The most important thing to remember about prestigious fellowships and the incredible opportunities they bring is this: You, the student, do not win a Rhodes Scholarship or a Fulbright Grant; they win you. These awards don't just go to the students with the highest grades, they go to the students that have demonstrated excellence in the classroom, have taken the initiative to make their community a better place, and now wish to use their passion, their intellect and their energy to change the world.
As you peruse some of the winning applications listed on fellowship websites, one other thing you may notice is that there is no checklist of accomplishments that all grantees have in common. The people who win these things have incredibly diverse interests, expertise, hopes and dreams. All that proves is that there's no winning formula and there are no guarantees in the fellowship process. However, there are a lot of things you can do to set yourself up to have a successful college career at the University of Vermont that will also help to lay the groundwork to become a strong fellowship candidate.
So while there is no recipe for success, there are countless opportunities to set yourself up to be successful. Here's how:
Freshman Year: Set the tone for your college career
- Take advantage of your academic opportunities. Take classes that you find interesting and engaging. Do well in them. For classes you are very passionate about, talk to your professors about research or other opportunities to pursue your favorite topics in depth.
- Reach out to your professors, academic advisors and fellow students. Go to office hours and take advantage of opportunities to learn more and become more involved in your classes.
- Look for opportunities to do something you find interesting over the summer (research, internships, etc.). Start thinking about it earlier rather than later in the academic year. If you are interested in research at UVM, contact the Undergraduate Research Coordinator (email link) to see if there is an opportunity that fits your interests.

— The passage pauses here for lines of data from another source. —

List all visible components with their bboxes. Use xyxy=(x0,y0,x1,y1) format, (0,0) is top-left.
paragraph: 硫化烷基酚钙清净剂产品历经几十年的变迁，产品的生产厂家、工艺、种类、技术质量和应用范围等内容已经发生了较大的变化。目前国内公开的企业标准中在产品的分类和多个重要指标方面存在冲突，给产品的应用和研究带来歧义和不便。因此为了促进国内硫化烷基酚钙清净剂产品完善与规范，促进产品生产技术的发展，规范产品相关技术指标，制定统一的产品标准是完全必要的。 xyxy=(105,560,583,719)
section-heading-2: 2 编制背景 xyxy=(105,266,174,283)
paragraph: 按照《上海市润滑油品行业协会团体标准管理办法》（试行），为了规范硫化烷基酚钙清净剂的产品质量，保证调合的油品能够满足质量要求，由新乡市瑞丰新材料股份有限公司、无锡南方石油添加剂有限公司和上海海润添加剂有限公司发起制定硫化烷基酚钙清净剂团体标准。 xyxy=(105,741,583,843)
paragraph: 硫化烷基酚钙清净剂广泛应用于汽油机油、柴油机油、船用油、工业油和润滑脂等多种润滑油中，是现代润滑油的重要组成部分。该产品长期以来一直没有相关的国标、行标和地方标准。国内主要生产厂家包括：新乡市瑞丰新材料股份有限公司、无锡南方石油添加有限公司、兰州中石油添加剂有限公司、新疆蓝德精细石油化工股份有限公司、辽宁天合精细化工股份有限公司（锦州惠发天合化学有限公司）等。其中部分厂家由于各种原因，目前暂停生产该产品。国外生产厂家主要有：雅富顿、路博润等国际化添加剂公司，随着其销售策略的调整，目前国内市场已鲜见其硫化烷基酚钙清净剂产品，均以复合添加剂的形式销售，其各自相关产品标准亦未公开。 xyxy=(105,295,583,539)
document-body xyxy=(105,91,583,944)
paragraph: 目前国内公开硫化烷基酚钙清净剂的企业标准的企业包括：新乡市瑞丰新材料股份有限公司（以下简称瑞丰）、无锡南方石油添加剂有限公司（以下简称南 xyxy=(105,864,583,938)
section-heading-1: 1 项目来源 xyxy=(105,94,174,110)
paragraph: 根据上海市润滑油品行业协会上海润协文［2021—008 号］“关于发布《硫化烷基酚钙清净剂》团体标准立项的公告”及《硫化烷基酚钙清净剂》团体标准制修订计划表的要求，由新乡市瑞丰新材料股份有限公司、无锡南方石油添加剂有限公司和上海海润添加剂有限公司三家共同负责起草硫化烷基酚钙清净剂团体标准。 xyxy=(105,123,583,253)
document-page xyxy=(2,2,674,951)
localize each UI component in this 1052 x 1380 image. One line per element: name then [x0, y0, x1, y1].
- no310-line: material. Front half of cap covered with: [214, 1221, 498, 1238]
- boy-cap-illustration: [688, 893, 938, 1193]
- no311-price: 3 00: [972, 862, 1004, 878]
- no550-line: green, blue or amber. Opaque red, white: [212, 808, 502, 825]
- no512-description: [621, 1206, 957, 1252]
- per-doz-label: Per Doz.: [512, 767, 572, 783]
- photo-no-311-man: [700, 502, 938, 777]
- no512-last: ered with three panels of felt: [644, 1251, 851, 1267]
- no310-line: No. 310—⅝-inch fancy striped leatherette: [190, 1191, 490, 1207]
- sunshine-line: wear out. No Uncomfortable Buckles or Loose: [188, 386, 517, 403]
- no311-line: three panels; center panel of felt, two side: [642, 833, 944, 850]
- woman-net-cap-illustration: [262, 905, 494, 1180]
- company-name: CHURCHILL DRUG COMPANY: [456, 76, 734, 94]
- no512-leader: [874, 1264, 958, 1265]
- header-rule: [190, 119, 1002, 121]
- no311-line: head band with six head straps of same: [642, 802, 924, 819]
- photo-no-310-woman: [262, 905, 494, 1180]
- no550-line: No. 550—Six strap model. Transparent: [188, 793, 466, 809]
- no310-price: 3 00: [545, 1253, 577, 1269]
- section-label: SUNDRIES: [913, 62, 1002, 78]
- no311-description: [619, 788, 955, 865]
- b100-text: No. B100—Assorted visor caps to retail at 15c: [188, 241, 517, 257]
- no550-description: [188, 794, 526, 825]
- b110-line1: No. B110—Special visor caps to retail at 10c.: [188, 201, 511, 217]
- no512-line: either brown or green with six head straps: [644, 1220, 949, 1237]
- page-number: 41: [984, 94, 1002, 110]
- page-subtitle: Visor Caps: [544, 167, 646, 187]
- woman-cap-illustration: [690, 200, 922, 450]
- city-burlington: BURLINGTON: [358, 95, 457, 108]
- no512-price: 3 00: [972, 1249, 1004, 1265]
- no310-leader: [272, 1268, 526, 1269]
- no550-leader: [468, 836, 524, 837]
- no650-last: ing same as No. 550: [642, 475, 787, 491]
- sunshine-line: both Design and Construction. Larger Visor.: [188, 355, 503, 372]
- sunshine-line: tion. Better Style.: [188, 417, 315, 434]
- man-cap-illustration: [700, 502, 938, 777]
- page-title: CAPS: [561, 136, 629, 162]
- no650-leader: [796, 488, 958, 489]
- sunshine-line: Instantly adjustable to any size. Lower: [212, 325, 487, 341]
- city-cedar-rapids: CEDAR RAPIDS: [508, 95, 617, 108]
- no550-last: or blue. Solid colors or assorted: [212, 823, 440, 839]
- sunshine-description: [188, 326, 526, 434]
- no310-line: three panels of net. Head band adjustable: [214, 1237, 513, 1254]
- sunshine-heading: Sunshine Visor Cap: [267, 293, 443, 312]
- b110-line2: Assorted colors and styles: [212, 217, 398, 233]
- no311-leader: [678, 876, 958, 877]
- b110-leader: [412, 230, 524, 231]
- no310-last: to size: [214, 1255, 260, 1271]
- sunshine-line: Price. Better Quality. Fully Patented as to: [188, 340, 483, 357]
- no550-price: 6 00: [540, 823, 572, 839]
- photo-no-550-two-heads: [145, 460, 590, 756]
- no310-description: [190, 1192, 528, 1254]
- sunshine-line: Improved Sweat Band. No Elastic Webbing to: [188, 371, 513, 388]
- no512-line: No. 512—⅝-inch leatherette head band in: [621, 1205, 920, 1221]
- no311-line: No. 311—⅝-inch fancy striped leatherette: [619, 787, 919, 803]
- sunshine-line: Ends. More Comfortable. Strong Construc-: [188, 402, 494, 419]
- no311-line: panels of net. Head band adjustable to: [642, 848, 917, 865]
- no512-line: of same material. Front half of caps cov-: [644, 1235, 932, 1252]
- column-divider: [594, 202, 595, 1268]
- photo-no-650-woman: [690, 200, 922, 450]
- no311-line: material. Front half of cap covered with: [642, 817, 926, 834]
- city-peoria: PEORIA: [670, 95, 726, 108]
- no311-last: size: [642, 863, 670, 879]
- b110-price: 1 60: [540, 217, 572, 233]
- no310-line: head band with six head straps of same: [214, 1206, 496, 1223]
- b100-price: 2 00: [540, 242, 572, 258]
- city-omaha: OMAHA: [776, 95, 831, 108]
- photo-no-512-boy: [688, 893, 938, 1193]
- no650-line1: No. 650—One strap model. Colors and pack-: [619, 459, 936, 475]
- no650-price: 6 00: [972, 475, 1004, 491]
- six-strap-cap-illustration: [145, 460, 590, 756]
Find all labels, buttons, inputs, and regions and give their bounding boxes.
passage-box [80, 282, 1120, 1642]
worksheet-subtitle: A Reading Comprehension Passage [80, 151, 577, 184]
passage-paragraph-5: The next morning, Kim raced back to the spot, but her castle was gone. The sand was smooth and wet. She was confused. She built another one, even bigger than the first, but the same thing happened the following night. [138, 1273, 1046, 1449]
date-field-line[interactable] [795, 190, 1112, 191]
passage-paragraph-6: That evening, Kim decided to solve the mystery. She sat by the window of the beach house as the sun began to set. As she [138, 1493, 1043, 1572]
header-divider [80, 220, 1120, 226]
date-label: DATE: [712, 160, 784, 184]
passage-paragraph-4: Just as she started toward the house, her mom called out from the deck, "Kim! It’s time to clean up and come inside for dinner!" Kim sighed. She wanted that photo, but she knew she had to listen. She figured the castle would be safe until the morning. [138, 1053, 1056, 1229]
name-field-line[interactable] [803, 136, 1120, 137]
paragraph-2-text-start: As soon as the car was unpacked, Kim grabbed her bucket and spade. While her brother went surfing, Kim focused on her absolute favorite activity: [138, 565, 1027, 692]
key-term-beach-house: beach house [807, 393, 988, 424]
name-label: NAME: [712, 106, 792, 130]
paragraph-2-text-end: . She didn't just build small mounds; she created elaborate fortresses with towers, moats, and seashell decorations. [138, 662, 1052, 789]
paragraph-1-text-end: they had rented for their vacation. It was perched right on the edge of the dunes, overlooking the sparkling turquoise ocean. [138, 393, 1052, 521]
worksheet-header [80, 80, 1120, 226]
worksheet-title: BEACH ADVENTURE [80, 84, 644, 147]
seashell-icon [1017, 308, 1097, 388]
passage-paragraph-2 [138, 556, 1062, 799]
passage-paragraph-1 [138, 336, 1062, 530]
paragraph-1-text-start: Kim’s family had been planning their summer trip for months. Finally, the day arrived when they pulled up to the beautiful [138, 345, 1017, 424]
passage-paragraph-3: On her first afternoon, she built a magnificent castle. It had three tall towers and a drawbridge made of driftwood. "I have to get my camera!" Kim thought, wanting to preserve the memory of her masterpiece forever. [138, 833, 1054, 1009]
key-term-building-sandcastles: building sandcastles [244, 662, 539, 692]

- Be proud of what you do: Enter competitions and apply for departmental awards for work you're proud of.
- Have fun: get involved in activities that you find engaging. Meet people, share ideas, do different things. Live it up.
Bottom line: Set the tone for who you are and what role you want to fill on this campus for the next four years.
Sophomore Year: Take it up a notch
- Build on all the good stuff you did freshman year: Continue to do well academically, continue to get involved in the campus community.
- Challenge yourself with harder courses.
- Look for ways you can make a difference on campus. Take initiative and start looking for ways that you can make a positive difference within an organization, on campus, or in the community.
- If they suit your interests, apply for undergraduate fellowship opportunities (the Udall, Goldwater and several other fellowships are available to undergraduate students. See the full list of fellowship opportunities. If you prefer to continue to pursue research at the University of Vermont, contact the Undergraduate Research Coordinator in the Honors College to find an opportunity that fits your goals and interests.
- If you plan on studying abroad for your entire junior year, swing by the Fellowship Office before you leave for the summer in order to plan ahead for the application process.
Junior Year: Go time
- A lot of applying takes place during this year. You're still eligible for the Udall, Goldwater, and other undergraduate fellowships, but it's also time to start preparing your application for post- graduate opportunities including the Rhodes Scholarship, the Marshall Scholarship, a Fulbright Grant, or a Rotary Ambassadorial Scholarship. Make an appointment with the Fellowships Advisor in the spring in order to begin laying the groundwork for your application.
- By now you've established who you are and how you fit into your community, so continue to challenge yourself. Take on leadership roles for clubs, activities, and events. Do extensive academic research. Push your limits.
- IF YOU ARE ABROAD: Make sure you are engaged in your classes and research. Make sure you are learning the language, becoming engaged with the culture and the community you're in. It's a fantastic opportunity, so take advantage of everything you can.
Bottom Line: If you feel really busy during your junior year, then you're doing it right.
Summer before Your Senior Year: A lot of fellowship applications are due within the first month that you return to campus in the fall. If you don't already have them, start making contacts in the countries you want to visit. This will help you to focus your project and get used to explaining it to people smartly and concisely. Also, start contacting faculty or other individuals that you want to write you a recommendation. They can help to make sure you are on the right track with your proposal as well.
For the sake of your sanity, start brainstorming, outlining, and heck, even writing your fellowship proposal so that once you return to campus we can work together on refining your proposal to turn it into a quality presentation of who you are, what you've done, what you want to do, and how a fellowship will help get you there.
Senior Year: Game On
- In addition to your personal statement and/or research proposal, fellowships require that you submit anywhere from three to eight letters of recommendation. These letters should be written by your professors. They should be someone that you have had a lot of interaction with and can attest to your writing ability, your intellectual curiousness and your potential. Be sure to approach the people you want writing your letters of recommendation early in your application process in order to ensure that they have adequate time to complete their letter.
- Get good at interviewing: For most fellowships, the next step in the application process is an interview. Fulbright requires that one interview be done in the native language of the country you want to study in. For more tips on nailing your fellowship interview, see our advice on preparing for interviews.
- Continue to reach out and make contacts at the university where you want to be doing research.